Teee dünyanın bir ucundan büyükbaş hayvan ithal ediyoruz.
Güya et fiyatları ucuzlayacak gerekçesi ile hem de…
Tüm bunların üzerine bir de köy okulları kapatılıyor,
2002’den bu yana 20 binden fazla köy okulu kapatılmış.
Bunun mantıklı bir izahı olabilir mi?..
Köy okullarını kapatmak, köyün kalbine vurulan hançer değil mi?..
Oysa köy okulları eskisi gibi açık olsa bir o kadar ve elbet daha fazla öğretmen de görevli olmayacak mı?..
Köylere yapılan en büyük zarardır köy okullarının kapatılması.
Üzerine bir de servislerin kaldırılması; ücretsiz taşımalı eğitimden tasarruf tedbirleri nedeniyle vazgeçilmesi…
Kabul edilebilir, aklın kabul edebileceği haller değil.
Düşünsenize köydeki çocuklar okulları kapatıldığı için okula gidemiyor.
Taşımalı eğitim bir var bir yok…
Devletin her kanadından israf akarken eğitimden tasarruf olabilmesi mümkün mü?..
Pek çok ilde ücretsiz taşımalı eğitim de kaldırılınca ne denmiş oluyor çocuklara: “Okuma, okula gitme” mi?.. O zaman bunun tek sonucu köylerden göç olmuyor mu?..
Zaten tarım ve hayvancılığa yansıyan pek çok olumsuz etkenden dolayı köylü geçim sıkıntısı derdine düşüp, elindekini avucundakini satıp şehirlere gitmek zorunda kalıyor..
Okulsuzluktan dolayı da bu şehre göç olayı, çok daha genç kuşağa sirayet etmiyor mu?..

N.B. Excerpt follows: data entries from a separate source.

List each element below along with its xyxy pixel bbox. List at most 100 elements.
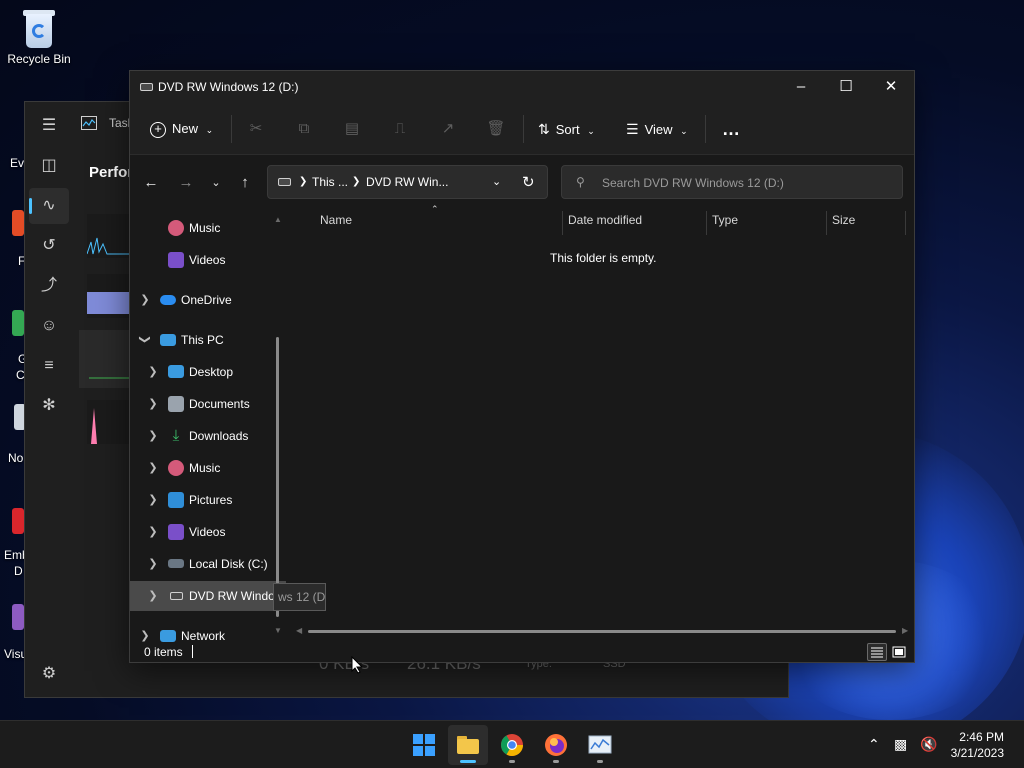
nav-item-pictures[interactable]: ❯ Pictures [130, 485, 286, 515]
processes-icon[interactable]: ◫ [37, 154, 61, 178]
column-header-size[interactable]: Size [832, 213, 855, 227]
column-divider[interactable] [826, 211, 827, 235]
nav-item-this-pc[interactable]: ❯ This PC [130, 325, 286, 355]
taskbar-firefox[interactable] [536, 725, 576, 765]
download-arrow-icon: ⤓ [172, 427, 180, 444]
navigation-pane: Music Videos ❯ OneDrive ❯ This PC ❯ Desk… [130, 207, 290, 645]
taskbar-file-explorer[interactable] [448, 725, 488, 765]
address-bar[interactable]: ❯ This ... ❯ DVD RW Win... ⌄ ↻ [267, 165, 548, 199]
nav-pane-scrollbar[interactable] [276, 337, 279, 617]
sort-icon: ⇅ [538, 121, 550, 137]
close-button[interactable]: ✕ [868, 71, 914, 103]
task-manager-rail: ☰ ◫ ∿ ↺ ⤴ ☺ ≡ ✻ ⚙ [25, 102, 73, 697]
large-icons-view-button[interactable] [889, 643, 909, 661]
nav-item-downloads[interactable]: ❯ ⤓ Downloads [130, 421, 286, 451]
expand-chevron-icon[interactable]: ❯ [146, 365, 160, 378]
nav-item-onedrive[interactable]: ❯ OneDrive [130, 285, 286, 315]
file-explorer-window[interactable]: DVD RW Windows 12 (D:) – ☐ ✕ + New ⌄ ✂ ⧉ … [129, 70, 915, 663]
expand-chevron-icon[interactable]: ❯ [146, 397, 160, 410]
column-divider[interactable] [706, 211, 707, 235]
users-icon[interactable]: ☺ [37, 314, 61, 338]
nav-item-videos[interactable]: ❯ Videos [130, 517, 286, 547]
minimize-button[interactable]: – [778, 71, 824, 103]
taskbar-task-manager[interactable] [580, 725, 620, 765]
column-divider[interactable] [562, 211, 563, 235]
content-horizontal-scrollbar[interactable] [308, 630, 896, 633]
expand-chevron-icon[interactable]: ❯ [146, 493, 160, 506]
expand-chevron-icon[interactable]: ❯ [146, 461, 160, 474]
services-icon[interactable]: ✻ [37, 394, 61, 418]
expand-chevron-icon[interactable]: ❯ [146, 589, 160, 602]
column-header-name[interactable]: Name [320, 213, 352, 227]
scroll-left-arrow-icon[interactable]: ◀ [296, 626, 302, 635]
hamburger-menu-icon[interactable]: ☰ [37, 114, 61, 138]
nav-item-desktop[interactable]: ❯ Desktop [130, 357, 286, 387]
expand-chevron-icon[interactable]: ❯ [146, 557, 160, 570]
volume-muted-icon[interactable]: 🔇 [920, 736, 937, 753]
expand-chevron-icon[interactable]: ❯ [138, 293, 152, 306]
settings-gear-icon[interactable]: ⚙ [37, 662, 61, 686]
see-more-button[interactable]: … [722, 115, 740, 143]
column-header-date-modified[interactable]: Date modified [568, 213, 642, 227]
chrome-shortcut-icon[interactable] [12, 310, 24, 336]
refresh-icon[interactable]: ↻ [522, 173, 535, 191]
show-hidden-icons-chevron-icon[interactable]: ⌃ [868, 736, 880, 753]
clock[interactable]: 2:46 PM 3/21/2023 [951, 729, 1004, 761]
rename-icon[interactable]: ⎍ [390, 119, 410, 139]
taskbar-chrome[interactable] [492, 725, 532, 765]
new-button[interactable]: + New ⌄ [150, 115, 213, 143]
expand-chevron-icon[interactable]: ❯ [146, 525, 160, 538]
cut-icon[interactable]: ✂ [246, 119, 266, 139]
nav-item-music[interactable]: ❯ Music [130, 453, 286, 483]
details-icon[interactable]: ≡ [37, 354, 61, 378]
nav-item-local-disk[interactable]: ❯ Local Disk (C:) [130, 549, 286, 579]
delete-icon[interactable]: 🗑 [486, 119, 506, 139]
scroll-down-arrow-icon[interactable]: ▼ [274, 626, 282, 635]
column-divider[interactable] [905, 211, 906, 235]
view-button[interactable]: ☰ View ⌄ [626, 115, 688, 143]
sort-button[interactable]: ⇅ Sort ⌄ [538, 115, 595, 143]
recent-locations-chevron-icon[interactable]: ⌄ [204, 171, 228, 195]
embarcadero-shortcut-icon[interactable] [12, 508, 24, 534]
nav-item-dvd-drive[interactable]: ❯ DVD RW Windows 12 (D:) [130, 581, 290, 611]
videos-icon [168, 252, 184, 268]
details-view-button[interactable] [867, 643, 887, 661]
collapse-chevron-icon[interactable]: ❯ [139, 333, 152, 347]
address-history-chevron-icon[interactable]: ⌄ [492, 175, 501, 188]
expand-chevron-icon[interactable]: ❯ [146, 429, 160, 442]
visual-studio-shortcut-icon[interactable] [12, 604, 24, 630]
network-status-icon[interactable]: ▩ [894, 736, 907, 753]
back-arrow-icon[interactable]: ← [139, 171, 163, 195]
breadcrumb-dvd-drive[interactable]: DVD RW Win... [366, 175, 448, 189]
memory-graph-thumbnail[interactable] [87, 274, 129, 318]
maximize-button[interactable]: ☐ [823, 71, 869, 103]
start-button[interactable] [404, 725, 444, 765]
app-history-icon[interactable]: ↺ [37, 234, 61, 258]
column-header-type[interactable]: Type [712, 213, 738, 227]
scroll-right-arrow-icon[interactable]: ▶ [902, 626, 908, 635]
status-divider [192, 645, 193, 658]
title-bar[interactable]: DVD RW Windows 12 (D:) – ☐ ✕ [130, 71, 914, 103]
onedrive-cloud-icon [160, 295, 176, 305]
nav-item-videos-quick[interactable]: Videos [130, 245, 286, 275]
app-shortcut-icon[interactable] [12, 210, 24, 236]
nav-item-music-quick[interactable]: Music [130, 213, 286, 243]
disk-graph-thumbnail-selected[interactable] [79, 330, 129, 388]
desktop-label-fragment: No [8, 451, 24, 465]
ethernet-graph-thumbnail[interactable] [87, 400, 129, 444]
startup-apps-icon[interactable]: ⤴ [37, 274, 61, 298]
share-icon[interactable]: ↗ [438, 119, 458, 139]
search-icon: ⚲ [576, 175, 585, 189]
scroll-up-arrow-icon[interactable]: ▲ [274, 215, 282, 224]
windows-logo-icon [413, 734, 435, 756]
nav-item-label: Videos [189, 253, 226, 267]
copy-icon[interactable]: ⧉ [294, 119, 314, 139]
paste-icon[interactable]: ▤ [342, 119, 362, 139]
breadcrumb-this-pc[interactable]: This ... [312, 175, 348, 189]
search-box[interactable]: ⚲ Search DVD RW Windows 12 (D:) [561, 165, 903, 199]
recycle-bin-shortcut[interactable]: Recycle Bin [1, 8, 77, 66]
forward-arrow-icon[interactable]: → [174, 171, 198, 195]
up-arrow-icon[interactable]: ↑ [233, 171, 257, 195]
cpu-graph-thumbnail[interactable] [86, 214, 129, 258]
nav-item-documents[interactable]: ❯ Documents [130, 389, 286, 419]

Gerçekten köy okullarının kapatılması hem eğitim alanına hem de köy varlığına ağır bir darbedir.
Neden sorusunun cevabı ise yoktur.
Köy okullarının kapatılması köylerin nefessiz kalışıdır ötesi yok.
Milli Eğitim Bakanlığı’nın yaptığı pek çok uygulama eğitimciler ve konunun uzmanları tarafından eleştiriliyor biliyorsunuz…
Ancak köy okullarının kapatılmasından tutun, bir dizi değişiklikle çocukların eğitim hakkının ihlali ne sosyal devlet ilkesine ne hukuk devleti ilkesine uyar durumda.
Aksine bu yanlış uygulamalarla köylü kendisini tümüyle dışlanmış ve yabancı gibi hissediyor.
Başa dönelim…
Köy okullarının kapatılması fahiş hatadır… Köydeki vatandaşın geçim darlığı yüzünden kente göçü uzun vadede çok büyük sosyolojik ve toplumsal hasarlara yol açacak niteliktedir.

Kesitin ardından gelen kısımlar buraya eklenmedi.